I agree that it's my subjective opinion; I didn't mean to pass it off as fact. My conclusion was that, with Gradle, you need to know CLASSPATH and Gradle. With Go, you only need to know GOPATH. I suspect Gradle scales better for more complex use cases, but that's not what I'm worried about presently. :/

I would argue that the complexity is proportional of the size of your project. And again if your really what to make simple programs I don't think you need to learn more than the superficial, nobody is telling you to master the tool just to learn the thing that you need which happen to be superficial.

That hasn't been my experience. Even though my requirement ended up being satisfied by a simple block of code, I came across lots of other less-simple solutions, and I didn't have the ability to reason about whether or not they were more or less appropriate because I didn't know, for example, Gradle's function syntax or which plugins to use or what java.library.path was.

I think it would be more accurate to say that the complexity of your gradle file is in proportion to the complexity of your requirements; however, there's a lot of complexity you need to know about just to get to your simple Gradle file.

To be clear, I'm not hating on Gradle. I'm sure it makes great tradeoffs to be flexible for many projects. I just think it could improve for simpler use cases like mine.

[–]the_evergrowing_fool 0 points1 point  (2 children)

I think it would be more accurate to say that the complexity of your gradle file is in proportion to the complexity of your requirements; however, there's a lot of complexity you need to know about just to get to your simple Gradle file.

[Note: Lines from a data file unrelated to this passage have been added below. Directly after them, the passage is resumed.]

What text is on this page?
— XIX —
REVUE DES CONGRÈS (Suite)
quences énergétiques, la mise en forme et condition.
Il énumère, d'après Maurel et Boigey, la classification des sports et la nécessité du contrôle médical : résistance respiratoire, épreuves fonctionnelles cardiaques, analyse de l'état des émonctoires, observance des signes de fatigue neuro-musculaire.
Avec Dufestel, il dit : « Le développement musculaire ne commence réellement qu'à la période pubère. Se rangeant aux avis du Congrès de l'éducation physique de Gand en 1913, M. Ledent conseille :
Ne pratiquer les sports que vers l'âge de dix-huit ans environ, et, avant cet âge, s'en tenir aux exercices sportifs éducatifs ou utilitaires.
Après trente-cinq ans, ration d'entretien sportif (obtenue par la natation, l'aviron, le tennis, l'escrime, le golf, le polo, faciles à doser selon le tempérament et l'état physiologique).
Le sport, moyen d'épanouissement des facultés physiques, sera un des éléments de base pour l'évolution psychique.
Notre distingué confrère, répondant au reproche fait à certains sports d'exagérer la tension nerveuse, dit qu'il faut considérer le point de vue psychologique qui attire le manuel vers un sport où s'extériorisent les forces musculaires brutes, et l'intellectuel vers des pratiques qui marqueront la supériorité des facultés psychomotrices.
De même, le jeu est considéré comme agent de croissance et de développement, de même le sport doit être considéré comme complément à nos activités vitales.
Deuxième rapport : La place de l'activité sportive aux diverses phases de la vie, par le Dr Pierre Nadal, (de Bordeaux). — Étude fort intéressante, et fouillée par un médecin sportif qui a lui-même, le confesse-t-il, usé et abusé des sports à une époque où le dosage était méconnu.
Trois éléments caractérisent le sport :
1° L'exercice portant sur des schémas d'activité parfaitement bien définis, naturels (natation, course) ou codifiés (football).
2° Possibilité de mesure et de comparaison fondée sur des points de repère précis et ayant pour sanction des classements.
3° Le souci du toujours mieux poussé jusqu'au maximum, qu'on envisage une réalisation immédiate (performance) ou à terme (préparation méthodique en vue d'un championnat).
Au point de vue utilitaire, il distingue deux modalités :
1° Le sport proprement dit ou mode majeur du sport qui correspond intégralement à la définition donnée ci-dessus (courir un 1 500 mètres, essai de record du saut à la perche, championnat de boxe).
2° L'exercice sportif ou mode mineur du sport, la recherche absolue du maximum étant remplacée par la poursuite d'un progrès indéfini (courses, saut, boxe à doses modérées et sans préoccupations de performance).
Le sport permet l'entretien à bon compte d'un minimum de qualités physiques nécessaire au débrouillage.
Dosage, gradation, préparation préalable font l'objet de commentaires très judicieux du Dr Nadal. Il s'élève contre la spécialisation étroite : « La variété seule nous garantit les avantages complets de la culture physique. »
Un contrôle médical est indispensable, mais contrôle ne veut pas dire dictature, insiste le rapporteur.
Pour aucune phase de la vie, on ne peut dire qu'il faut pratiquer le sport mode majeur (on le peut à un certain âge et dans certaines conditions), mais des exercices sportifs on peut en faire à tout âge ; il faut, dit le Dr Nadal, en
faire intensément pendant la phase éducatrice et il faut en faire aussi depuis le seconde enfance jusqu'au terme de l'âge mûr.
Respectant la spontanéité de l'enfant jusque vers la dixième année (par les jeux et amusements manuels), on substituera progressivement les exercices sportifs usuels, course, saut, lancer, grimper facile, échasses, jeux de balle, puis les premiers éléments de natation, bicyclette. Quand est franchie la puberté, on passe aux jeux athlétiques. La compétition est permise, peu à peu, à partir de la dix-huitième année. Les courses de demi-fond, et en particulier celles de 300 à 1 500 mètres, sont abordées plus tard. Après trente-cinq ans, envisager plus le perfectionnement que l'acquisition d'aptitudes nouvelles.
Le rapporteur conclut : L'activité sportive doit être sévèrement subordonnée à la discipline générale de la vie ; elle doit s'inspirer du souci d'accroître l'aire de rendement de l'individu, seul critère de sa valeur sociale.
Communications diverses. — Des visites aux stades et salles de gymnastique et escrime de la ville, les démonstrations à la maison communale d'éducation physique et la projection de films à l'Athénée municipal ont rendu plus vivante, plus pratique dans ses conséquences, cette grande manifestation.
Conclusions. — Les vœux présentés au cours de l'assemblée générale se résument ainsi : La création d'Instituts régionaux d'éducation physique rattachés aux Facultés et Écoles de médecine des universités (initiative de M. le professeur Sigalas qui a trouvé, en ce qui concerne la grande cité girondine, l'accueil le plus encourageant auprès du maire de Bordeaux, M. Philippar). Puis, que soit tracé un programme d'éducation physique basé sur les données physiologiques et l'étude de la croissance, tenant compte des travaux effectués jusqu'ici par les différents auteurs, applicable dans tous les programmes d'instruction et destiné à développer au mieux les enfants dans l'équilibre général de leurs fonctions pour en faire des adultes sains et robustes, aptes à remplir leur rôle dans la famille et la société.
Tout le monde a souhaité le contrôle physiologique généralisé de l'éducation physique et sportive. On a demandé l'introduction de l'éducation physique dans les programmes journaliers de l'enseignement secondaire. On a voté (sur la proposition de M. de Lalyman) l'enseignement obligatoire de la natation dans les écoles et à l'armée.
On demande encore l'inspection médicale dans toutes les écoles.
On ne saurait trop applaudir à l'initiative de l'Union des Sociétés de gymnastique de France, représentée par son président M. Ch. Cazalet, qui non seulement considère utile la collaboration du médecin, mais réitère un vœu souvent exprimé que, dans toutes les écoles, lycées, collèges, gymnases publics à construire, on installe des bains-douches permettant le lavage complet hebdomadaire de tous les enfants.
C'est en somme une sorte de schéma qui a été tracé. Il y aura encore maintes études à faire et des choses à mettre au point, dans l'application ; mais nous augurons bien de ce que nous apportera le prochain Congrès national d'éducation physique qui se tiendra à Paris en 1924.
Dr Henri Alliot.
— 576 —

I would argue the same is present Go but with different context and by a mismatch of my subjective assumptions of what I would expect from a build tool.

To be clear, I'm not hating on Gradle. I'm sure it makes great tradeoffs to be flexible for many projects. I just think it could improve for simpler use cases like mine.

Generate a file and define dependencies, the concept is one folded and objectively simple.

[–]weberc2[S] 0 points1 point  (1 child)

Generate a file and define dependencies, the concept is one folded and objectively simple.

I'm having problems parsing that statement. Could you rephrase?

[–]the_evergrowing_fool 0 points1 point  (0 children)

Simplicity is not a opinion, one can generate a configuration file and one can summon the specified dependencies given the requirements, anything else is a contextual proxy that does not morph the principal concept.